Crucial challenges CIOs in insurance can expect because of COVID19

21 jan 2021

Crucial challenges CIOs in insurance can expect because of COVID19

As the world moves forward from the pandemic, Andrew Jenkins, Principal in the CIO & Technology Officers Practice, discusses five challenges CIOs will encounter.

The pandemic has seen a surge in digital transformation, where organisations have had to integrate disparate systems and data structures at a faster rate and with new complications. This has put greater demand on CIOs, especially those in the insurance sector where technology adoption and implementation can face more hurdles than other financial services sectors. These are the challenges they will be faced with:

1. Agility – executing transformation remotely

Agile transformation is not a new concept but since the pandemic it has taken on a new meaning. Previously, the process of reacting rapidly to change could rely on quick communication and physical interaction, but this was stunted when countries were faced with lockdown and still are.
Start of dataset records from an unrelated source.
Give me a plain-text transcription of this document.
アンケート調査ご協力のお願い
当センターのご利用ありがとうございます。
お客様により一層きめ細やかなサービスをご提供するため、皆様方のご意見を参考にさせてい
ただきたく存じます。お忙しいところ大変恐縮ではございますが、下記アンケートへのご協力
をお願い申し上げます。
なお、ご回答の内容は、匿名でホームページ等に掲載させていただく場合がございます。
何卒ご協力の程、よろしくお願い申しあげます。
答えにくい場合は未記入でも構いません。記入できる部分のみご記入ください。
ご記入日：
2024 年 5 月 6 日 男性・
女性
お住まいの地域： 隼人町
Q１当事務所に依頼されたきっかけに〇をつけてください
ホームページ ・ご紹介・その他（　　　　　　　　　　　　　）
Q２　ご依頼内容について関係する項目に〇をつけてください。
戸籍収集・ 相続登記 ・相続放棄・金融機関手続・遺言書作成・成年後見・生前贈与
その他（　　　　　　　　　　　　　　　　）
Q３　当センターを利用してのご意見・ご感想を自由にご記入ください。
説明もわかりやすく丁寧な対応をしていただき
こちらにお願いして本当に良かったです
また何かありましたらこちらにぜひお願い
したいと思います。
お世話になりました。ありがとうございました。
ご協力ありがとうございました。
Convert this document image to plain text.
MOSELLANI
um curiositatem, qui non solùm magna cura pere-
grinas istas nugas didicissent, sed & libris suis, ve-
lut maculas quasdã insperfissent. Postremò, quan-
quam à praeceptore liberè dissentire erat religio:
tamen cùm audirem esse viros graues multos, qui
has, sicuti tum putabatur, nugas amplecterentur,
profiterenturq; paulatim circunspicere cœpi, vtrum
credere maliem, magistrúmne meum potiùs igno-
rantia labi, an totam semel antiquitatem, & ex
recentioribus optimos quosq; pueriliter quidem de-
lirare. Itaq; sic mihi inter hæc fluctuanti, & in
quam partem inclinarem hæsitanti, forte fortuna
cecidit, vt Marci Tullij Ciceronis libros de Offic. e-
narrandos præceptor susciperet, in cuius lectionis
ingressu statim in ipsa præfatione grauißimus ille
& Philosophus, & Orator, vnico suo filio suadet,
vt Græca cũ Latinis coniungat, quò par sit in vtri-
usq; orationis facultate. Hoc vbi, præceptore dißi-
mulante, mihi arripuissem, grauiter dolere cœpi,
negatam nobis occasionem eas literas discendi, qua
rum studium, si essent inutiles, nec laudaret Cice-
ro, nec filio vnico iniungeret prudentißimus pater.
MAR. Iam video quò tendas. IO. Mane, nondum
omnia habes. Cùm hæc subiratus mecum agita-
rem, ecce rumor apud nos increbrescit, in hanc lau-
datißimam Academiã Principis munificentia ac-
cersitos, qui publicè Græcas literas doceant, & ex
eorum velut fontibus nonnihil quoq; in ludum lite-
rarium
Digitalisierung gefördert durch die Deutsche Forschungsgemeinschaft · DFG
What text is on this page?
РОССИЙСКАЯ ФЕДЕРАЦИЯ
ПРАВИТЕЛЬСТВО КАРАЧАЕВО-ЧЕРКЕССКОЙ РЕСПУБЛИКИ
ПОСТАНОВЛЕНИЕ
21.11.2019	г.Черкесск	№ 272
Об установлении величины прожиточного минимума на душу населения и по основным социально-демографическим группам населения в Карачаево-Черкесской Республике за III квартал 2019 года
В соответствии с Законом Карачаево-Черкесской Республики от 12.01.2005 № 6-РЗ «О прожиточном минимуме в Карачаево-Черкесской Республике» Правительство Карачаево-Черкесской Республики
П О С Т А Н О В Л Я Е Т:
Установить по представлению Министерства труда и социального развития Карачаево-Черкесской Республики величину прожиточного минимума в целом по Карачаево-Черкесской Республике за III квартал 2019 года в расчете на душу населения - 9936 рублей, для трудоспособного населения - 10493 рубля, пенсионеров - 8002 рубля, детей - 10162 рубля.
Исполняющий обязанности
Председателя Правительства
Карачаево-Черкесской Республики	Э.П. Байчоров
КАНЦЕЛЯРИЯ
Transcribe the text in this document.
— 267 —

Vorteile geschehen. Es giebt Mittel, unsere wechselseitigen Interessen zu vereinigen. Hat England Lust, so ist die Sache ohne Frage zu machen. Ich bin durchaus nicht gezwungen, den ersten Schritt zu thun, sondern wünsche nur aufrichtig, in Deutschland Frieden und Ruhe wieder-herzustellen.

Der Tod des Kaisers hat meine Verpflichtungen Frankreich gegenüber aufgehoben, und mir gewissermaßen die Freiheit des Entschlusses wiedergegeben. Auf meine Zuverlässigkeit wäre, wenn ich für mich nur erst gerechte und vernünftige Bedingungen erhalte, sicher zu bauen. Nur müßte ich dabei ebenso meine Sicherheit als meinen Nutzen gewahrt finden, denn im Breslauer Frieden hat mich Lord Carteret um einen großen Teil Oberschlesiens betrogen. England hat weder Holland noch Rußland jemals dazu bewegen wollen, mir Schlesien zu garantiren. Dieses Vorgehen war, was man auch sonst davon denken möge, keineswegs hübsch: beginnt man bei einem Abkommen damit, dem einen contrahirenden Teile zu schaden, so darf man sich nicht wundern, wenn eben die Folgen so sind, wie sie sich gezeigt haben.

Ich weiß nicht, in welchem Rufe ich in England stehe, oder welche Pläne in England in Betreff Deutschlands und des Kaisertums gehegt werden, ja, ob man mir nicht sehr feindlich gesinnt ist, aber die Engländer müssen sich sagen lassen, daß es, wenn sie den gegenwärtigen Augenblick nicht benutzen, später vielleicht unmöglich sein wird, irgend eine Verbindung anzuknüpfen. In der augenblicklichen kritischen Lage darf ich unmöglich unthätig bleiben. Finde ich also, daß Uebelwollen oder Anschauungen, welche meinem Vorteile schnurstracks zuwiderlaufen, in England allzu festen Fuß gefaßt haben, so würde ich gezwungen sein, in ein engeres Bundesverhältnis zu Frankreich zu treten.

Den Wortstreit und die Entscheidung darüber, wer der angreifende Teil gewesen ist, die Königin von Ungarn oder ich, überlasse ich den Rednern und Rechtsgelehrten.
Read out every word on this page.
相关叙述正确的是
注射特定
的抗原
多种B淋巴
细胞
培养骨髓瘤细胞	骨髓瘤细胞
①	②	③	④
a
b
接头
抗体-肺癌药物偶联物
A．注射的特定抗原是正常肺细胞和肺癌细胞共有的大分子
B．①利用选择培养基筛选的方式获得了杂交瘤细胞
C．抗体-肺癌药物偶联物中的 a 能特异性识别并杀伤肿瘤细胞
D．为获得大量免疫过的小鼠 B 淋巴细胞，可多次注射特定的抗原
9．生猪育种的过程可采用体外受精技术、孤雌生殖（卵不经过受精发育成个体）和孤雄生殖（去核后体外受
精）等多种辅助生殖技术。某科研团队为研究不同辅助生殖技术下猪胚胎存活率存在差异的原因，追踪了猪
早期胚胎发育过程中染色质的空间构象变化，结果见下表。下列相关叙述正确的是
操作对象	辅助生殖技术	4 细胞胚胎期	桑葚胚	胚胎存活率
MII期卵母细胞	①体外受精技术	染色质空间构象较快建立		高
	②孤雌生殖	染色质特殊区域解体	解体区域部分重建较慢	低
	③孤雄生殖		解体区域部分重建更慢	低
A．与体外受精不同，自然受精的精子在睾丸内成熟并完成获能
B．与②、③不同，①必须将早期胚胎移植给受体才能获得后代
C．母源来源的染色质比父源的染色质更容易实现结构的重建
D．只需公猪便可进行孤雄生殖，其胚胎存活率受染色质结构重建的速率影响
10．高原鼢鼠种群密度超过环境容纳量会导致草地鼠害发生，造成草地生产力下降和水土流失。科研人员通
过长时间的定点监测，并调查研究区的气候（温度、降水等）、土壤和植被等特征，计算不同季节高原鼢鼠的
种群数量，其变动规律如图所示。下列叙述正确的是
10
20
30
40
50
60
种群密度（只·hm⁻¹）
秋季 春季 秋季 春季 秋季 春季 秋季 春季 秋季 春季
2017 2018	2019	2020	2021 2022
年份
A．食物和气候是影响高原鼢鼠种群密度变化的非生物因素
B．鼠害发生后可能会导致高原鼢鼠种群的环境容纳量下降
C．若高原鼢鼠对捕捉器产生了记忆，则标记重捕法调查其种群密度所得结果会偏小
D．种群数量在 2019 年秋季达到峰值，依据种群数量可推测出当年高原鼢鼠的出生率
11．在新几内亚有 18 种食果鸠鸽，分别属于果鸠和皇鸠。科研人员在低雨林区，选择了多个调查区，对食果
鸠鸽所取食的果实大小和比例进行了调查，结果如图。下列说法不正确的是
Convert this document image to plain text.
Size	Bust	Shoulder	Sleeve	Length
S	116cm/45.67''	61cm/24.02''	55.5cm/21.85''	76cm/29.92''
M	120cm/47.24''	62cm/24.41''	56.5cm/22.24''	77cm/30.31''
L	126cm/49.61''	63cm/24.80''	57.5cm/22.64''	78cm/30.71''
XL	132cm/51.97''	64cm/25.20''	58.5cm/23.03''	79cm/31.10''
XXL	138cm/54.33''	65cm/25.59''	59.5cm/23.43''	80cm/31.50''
CIOs are continually faced with hurdles when trying to introduce Agile programmes with a remote workforce. But the implementation of technology is vital to create a collaborative environment so that employees do not feel disconnected.

2. Mindset – a cultural shift is needed to improve the customer experience

Through digital transformation, the customer experience is constantly evolving. However, many insurers have simply seen digital transformation as a way to drive cost efficiency. To transform the approach to customer engagement down the organisation, the CIO must now change the cultural mindset of the leadership team and show them that digital innovation is essential to improve the customer end-to-end journey which is more profitable than reducing back-end costs.

3. Adaptability – using public and private cloud platforms to enhance your business

Much like changing the mindset of executives around digital innovation, CIOs need to showcase the power of cloud technology to the leadership team. Using cloud platforms improves how an organisation’s data is stored and managed, which for many insurers means modernising their legacy infrastructure. However, cloud technology gives more visibility and clarity, improving the speed to market for new products, enhancing the claims experience for customers and ultimately helping firms expand globally.

4. Flexibility – creating a hybrid workforce for employees

The future of work does not see people in an office full time, but a hybrid of on-site and remote working. This is a lifestyle employees will now expect, so CIOs must deliver a technology infrastructure that brings the collaborative effort of working in an office to people’s homes. They will need technology that will keep teams connected, ensure visibility so that remote and on-site employees are performance managed equally and not lose the ‘water cooler’ moments remotely.

5. Leadership traits have changed

2020 saw a shift in leadership traits, where adaptability, agility and resilience became key. Those that have been able to tackle the crisis have made brave decisions at speed and have the vision to see where they need to adapt the organisation’s culture to be successful but also reignite a sense of purpose. This has put CIOs under a lot of pressure, and they’ve found themselves in the pole position to deliver this is technology, and transition their organisation into a new era through digital innovation.

This shift has been especially difficult for CIOs in insurance as they are trying to redefine a traditional company culture that does not see the power of cloud technology, big data analytics or understand the value of digital transformation for the customer experience. To come out on top, the CIO must educate their executive team to embrace and believe in innovation as the world has changed.